Their U.S. born children or grandchildren may become so assimilated to Anglo culture that they think of themselves as Americans rather than Hispanic Americans.
There is considerable discord between Hispanic American communities. Some of it is has a racial element.
White Cuban Americans in Miami may resent being lumped together with mulatto Puerto Ricans or mestizo Mexican Americans. Some of it stems from competition for the same jobs and opportunities.
Puerto Ricans who have fought hard for economic and political position in New York may resent Dominicans, who they see as interlopers, or intruders.
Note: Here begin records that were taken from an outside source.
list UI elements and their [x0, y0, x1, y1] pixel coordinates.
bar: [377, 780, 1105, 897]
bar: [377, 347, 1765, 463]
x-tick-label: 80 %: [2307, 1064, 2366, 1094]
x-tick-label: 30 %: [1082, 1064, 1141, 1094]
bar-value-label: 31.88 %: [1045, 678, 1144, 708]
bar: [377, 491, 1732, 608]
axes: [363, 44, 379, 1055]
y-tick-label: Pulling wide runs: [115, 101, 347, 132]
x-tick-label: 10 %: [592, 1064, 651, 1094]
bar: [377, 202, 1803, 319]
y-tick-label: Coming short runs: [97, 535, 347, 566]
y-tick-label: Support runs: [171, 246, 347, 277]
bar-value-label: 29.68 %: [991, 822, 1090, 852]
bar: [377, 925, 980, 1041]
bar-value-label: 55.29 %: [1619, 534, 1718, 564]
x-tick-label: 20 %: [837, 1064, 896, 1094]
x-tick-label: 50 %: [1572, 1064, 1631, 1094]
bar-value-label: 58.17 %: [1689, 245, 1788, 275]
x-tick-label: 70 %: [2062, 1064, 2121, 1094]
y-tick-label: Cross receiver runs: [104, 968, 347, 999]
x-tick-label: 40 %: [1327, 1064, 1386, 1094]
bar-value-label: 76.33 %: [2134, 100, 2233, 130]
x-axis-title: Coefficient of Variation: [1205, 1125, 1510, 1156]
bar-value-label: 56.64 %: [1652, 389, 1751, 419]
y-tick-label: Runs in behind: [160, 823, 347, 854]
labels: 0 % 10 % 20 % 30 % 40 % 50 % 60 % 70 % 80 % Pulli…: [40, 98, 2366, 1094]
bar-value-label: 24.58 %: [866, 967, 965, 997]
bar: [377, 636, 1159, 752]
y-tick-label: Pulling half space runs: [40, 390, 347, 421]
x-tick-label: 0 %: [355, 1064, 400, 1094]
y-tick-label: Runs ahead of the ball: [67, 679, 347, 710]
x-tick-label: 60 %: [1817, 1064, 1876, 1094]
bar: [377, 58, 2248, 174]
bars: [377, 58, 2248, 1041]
Dominicans, in turn, may see Puerto Ricans as clannish people blocking them from success.
Even so, Hispanic Americans are increasingly conscious of the need to band together on social and political issues that affect them all, such as racism and immigration policy.
And they share enough features in common, the Spanish language; widespread Catholic faith; beliefs about the value of family, that they are usually glad to meet a fellow Latino, from whatever country.
During the 1988 presidential election, Republican Latino politician Gaddi Vasquez commented on Democrat Michael Dukakis, the losing candidate: “The Democratic candidate may speak Spanish, but he doesn’t speak our language.” Many, though not all, Hispanic Americans felt the liberal Dukakis was out of touch with their concerns.
John Leguizamo, who became a movie actor after writing and starring in such one-man stage shows as Mambo Mouth, is a mix of Colombian and Puerto Rican. He continued his solo stage work with Freak.